Woodstock management may be pondering a plan to reward employees for ideas.
Sometimes an incentive program can benefit all. Would it work in Woodstock?
Certain "ideas" should be just common sense on the job; e.g., when you remove a paperclip, you put it in your desk drawer, not in the waste basket? Will employees want to be rewarded for saving paperclips or rescuing them from the waste baskets all over town?
Where do you draw the line?
I'm reminded of the story about a U.S. Government worker who recommended that two seldom-used forms be combined. They were, and the employee got a $500 bonus for that idea.
A year later, the same employee recommended that the combined form, which was never used, be made obsolete, and so the Government paid him $500 for that idea.
When I was first in business in the Chicago Loop, a colleague had a sign on the wall in his office, which read, "We have a time-proven incentive program here. Those who work, get to keep their jobs."
How about that one, Woodstock?
City Councilman RB Thompson praised City Manager Tim Clifton in this morning's Northwest Herald with, "... Clifton has created an environment in which our employees are highly motivated already."
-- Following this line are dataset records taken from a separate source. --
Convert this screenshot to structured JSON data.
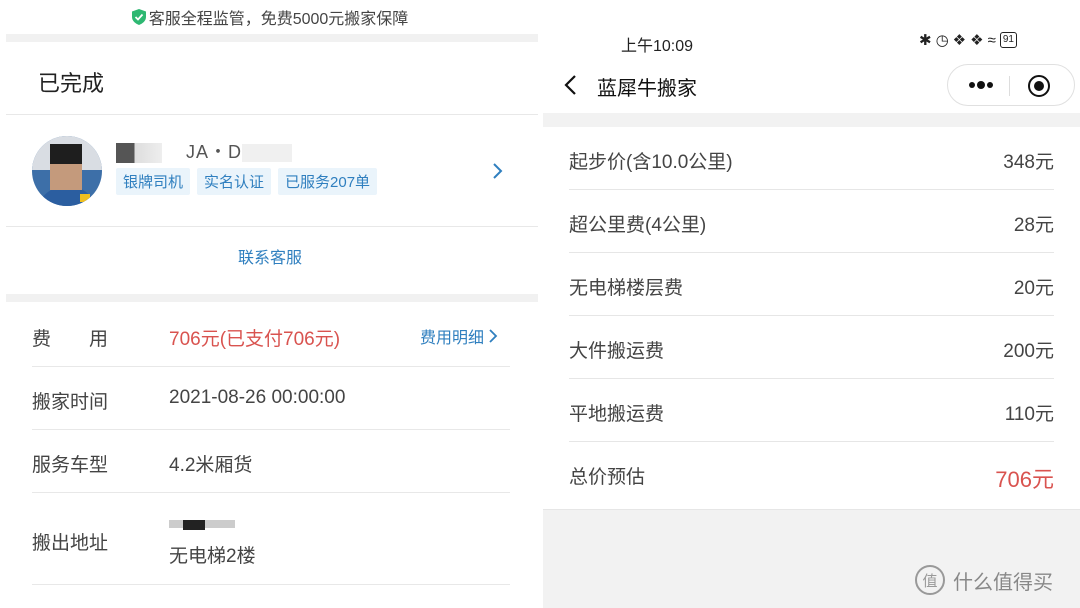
{
  "left": {
    "guarantee_text": "客服全程监管，免费5000元搬家保障",
    "order_status": "已完成",
    "driver": {
      "name_partial": "JA・D",
      "tags": [
        "银牌司机",
        "实名认证",
        "已服务207单"
      ]
    },
    "contact_label": "联系客服",
    "fee": {
      "label": "费　　用",
      "value": "706元(已支付706元)",
      "detail_link": "费用明细"
    },
    "move_time": {
      "label": "搬家时间",
      "value": "2021-08-26 00:00:00"
    },
    "vehicle": {
      "label": "服务车型",
      "value": "4.2米厢货"
    },
    "origin": {
      "label": "搬出地址",
      "value": "无电梯2楼"
    }
  },
  "right": {
    "status_time": "上午10:09",
    "battery": "91",
    "title": "蓝犀牛搬家",
    "fees": [
      {
        "name": "起步价(含10.0公里)",
        "amount": "348元"
      },
      {
        "name": "超公里费(4公里)",
        "amount": "28元"
      },
      {
        "name": "无电梯楼层费",
        "amount": "20元"
      },
      {
        "name": "大件搬运费",
        "amount": "200元"
      },
      {
        "name": "平地搬运费",
        "amount": "110元"
      }
    ],
    "total": {
      "name": "总价预估",
      "amount": "706元"
    },
    "watermark": "什么值得买",
    "watermark_icon": "值"
  },
  "colors": {
    "accent_blue": "#2f7fbf",
    "price_red": "#d9534f",
    "check_green": "#2eb872"
  }
}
"Highly motivated" means different things to different people. Consider the seller who is about to lose his house in foreclosure; he is "highly motivated". Consider the deputy at the Sheriff's Department who wants to complain about racial profiling; he is "highly motivated" now to keep his mouth shut.
Maybe RB's "Northwest Herald" example was taken out of context, when he is reported to have said that a reporter who withholds an idea (for the purpose of monetary gain) would not be doing his job as reporter. That's far too general. If that reporter is researching a story on paid newspaper time and learns pertinent information for the story, he shouldn't withhold that. But, if he comes across other information and can use that for his gain, why not?
An incentive plan will need to be crystal clear about whether the line is. But the City should be careful that it doesn't spend years of future savings on legal fees now to define the Incentive Plan.